The film “Looking for Alibrandi” begins light-heartedly, and the viewer gets a very quick understanding of Josie’s character through her interactions with her friends and family. As the film progresses, the glamour that is initially associated with Josie begins to fade as we watch her struggle to cope with her final year of school (especially the racist attitude of one girl in particular, Carly Bishop (Leeanna Walsman), the suicide of her crush, John Barton (Matthew Newton), and meeting with Michael Andretti (Anthony LaPaglia), her father, of whom has only just found out about her existence upon returning to Sydney for work.

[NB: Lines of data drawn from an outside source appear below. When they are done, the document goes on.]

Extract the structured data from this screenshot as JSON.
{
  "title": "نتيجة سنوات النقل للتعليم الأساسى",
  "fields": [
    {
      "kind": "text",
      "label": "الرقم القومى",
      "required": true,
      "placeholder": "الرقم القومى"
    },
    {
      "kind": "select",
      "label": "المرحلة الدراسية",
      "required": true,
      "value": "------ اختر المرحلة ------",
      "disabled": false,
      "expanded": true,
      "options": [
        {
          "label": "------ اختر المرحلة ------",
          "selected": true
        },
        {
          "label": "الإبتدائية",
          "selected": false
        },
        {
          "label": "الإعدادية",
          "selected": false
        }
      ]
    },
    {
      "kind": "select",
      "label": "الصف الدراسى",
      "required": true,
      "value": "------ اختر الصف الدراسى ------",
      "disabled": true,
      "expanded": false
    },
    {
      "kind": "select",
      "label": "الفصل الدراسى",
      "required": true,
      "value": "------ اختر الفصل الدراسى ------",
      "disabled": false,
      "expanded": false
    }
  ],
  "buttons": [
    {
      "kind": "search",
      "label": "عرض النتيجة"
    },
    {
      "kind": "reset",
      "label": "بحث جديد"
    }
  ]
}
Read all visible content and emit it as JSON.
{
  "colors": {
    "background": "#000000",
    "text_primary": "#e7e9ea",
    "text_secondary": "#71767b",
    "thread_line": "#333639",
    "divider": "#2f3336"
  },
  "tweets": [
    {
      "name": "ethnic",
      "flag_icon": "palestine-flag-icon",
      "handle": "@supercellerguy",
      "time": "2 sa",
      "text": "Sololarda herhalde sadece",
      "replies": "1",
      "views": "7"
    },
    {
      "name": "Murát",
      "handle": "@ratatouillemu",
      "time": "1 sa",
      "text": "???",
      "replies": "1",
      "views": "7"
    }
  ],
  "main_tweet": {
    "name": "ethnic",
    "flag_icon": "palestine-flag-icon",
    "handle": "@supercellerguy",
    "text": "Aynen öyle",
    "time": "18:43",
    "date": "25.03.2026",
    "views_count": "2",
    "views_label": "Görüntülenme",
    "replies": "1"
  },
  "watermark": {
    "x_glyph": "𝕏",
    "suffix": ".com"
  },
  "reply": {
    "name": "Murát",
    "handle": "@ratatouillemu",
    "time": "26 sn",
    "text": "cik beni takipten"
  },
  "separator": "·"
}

Plus, of course, there is the never ending conflict between her and her grandmother, Katia Alibrandi (Elena Cotta). However, these complications are seemingly resolved quickly, in keeping with Josie’s brusque and forthright outlook on life. For example, in response to Carly’s continuous snide remarks, she breaks her tormentor’s nose with a history textbook. It is this summary act that brings her father back into her life. Another complication – the suicide of her unrequited best friend, John Barton – tests her resilience.
Struggling with her grief, she finds comfort to a certain extent within Jacob Coote, he was a ‘bad boy’ on the outside, but he was found out to be a sincere and caring person on the inside. The most significant complication and challenge for Josie, though, is her rocky relationship with her erstwhile father, Michael Andretti. When they get to know each other, and recognise themselves in each other, their rift heals, and she can confide in him.